Early in the year, it didn’t look like they would ever get here.
Miami struggled in close games. They struggled against good teams. Dwyane Wade, LeBron James and Chris Bosh played next to each other, not with each other. They took a mountain of criticism.
They weathered it. They matured as a team. They started to figure things out.
Monday night they announced their official arrival.
It’s not just that they won a 98-90 overtime playoff game in the Boston Garden, but how they did it. Playing off each other, interacting and using their athleticism to play good team defense.
The Heat are here. They are contenders. They very likely will come out of the East and may win it all.
“We all know, we struggled earlier in the year trying to find our identity,” Heat coach Erik Spoelstra said after the game. “Trying to find execution, what we can run, what works for us, where guys are comfortable and we can use their strengths. I think if we didn’t go through all those struggles at the end of games against good teams we probably wouldn’t feel as confident as we do.”
One play in the overtime, the Heat’s second possession, seemed to sum up how far they have come.
Early in the season, it was always LeBron with the ball in his hands late, but one of the lessons learned is how it works better with Wade handling the ball. They ran the Wade/LeBron pick-and-roll, with LeBron setting the pick, Wade came off it but LeBron had virtually slipped it early and was rolling toward the basket. Wade hit LeBron with a bounce pass in the paint and that forced Kevin Garnett to rotate over — then James hit Bosh, who was cutting on the baseline to the basket, with the pass for a easy lay in.
All of the big three touched the ball in quick succession. It’s indefensible. It’s what everyone else in the league feared, that they would start playing off each other well.

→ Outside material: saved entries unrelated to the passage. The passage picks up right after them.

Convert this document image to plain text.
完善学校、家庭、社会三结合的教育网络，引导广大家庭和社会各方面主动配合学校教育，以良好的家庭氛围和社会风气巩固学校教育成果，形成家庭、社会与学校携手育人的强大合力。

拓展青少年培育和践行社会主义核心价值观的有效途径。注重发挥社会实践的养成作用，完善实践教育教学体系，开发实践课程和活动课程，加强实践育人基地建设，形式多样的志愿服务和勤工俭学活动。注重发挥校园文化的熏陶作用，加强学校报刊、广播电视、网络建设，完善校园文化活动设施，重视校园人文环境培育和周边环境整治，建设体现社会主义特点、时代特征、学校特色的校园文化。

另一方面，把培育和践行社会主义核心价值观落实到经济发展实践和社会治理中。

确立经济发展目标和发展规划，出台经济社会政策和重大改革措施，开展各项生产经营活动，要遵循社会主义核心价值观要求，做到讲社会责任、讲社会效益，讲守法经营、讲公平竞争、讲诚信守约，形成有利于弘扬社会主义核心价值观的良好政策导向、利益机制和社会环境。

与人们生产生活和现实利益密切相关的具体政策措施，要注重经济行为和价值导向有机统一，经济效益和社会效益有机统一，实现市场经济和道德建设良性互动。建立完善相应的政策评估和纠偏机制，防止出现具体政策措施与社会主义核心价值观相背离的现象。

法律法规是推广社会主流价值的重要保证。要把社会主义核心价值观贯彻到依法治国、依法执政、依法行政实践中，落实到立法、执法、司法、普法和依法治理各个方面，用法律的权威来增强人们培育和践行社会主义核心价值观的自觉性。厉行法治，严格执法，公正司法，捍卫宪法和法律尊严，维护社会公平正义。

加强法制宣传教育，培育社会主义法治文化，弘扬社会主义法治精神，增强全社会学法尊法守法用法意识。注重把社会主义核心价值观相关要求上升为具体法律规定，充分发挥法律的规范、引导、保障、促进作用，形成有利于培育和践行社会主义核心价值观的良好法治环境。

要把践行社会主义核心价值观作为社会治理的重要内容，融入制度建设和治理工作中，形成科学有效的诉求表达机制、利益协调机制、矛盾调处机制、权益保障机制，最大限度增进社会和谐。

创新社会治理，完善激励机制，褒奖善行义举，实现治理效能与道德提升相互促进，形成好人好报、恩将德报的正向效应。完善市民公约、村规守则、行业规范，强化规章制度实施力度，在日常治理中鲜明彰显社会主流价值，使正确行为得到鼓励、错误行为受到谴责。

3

Spoelstra seems to keep the Wade/LeBron pick-and-roll in his back pocket, using it sparingly on big occasions. As if he used it too much teams might figure out how to defend it. He broke it out in overtime Monday night and it worked brilliantly.
First overtime possession, Wade came off the pick and slid the ball to LeBron, who isolated on Pierce on the left side and hit a ridiculous fade away over him. (That was not so much the pick-and-roll and mostly just LeBron.) Then came the quick-passing play described above.
The next time Wade went too quickly but still the threat of the play let him get deep into the lane, where he missed an eight-foot floater he normally drains. Wade made up for that a little bit later with a ridiculous three-point shot with West in his face.
But it’s more than that.
On the key basket of the overtime, the Heat ran LeBron off a Bosh pick and the Celtics switched it, happy to have Garnett locked in on LeBron. KG did his job and forced LeBron into a long, contested two that came up short — but the switch meant Ray Allen and Paul Pierce were left to box out Bosh, they couldn’t. He got the dagger tip in. (Sure, you can have a dagger tip in, why not?) The Heat are exploiting the mismatches they create now.
On the other end of the floor, the Heat had a pressure defense that was forcing Celtics turnovers in overtime. Miami’s defense forced the Celtics to shoot 1-for-6 in the extra period. They forced three turnovers. They shut down the Celtics. Granted the Celtics were without Rondo, but the Heat had a part of that too playing physical with him all night.
The Heat are up 3-1 in this series, and they are going to win it. Because they are the better team, the team that creates mismatches and executes under pressure.
They are what everyone hoped or feared they would become — maybe the best team in the NBA.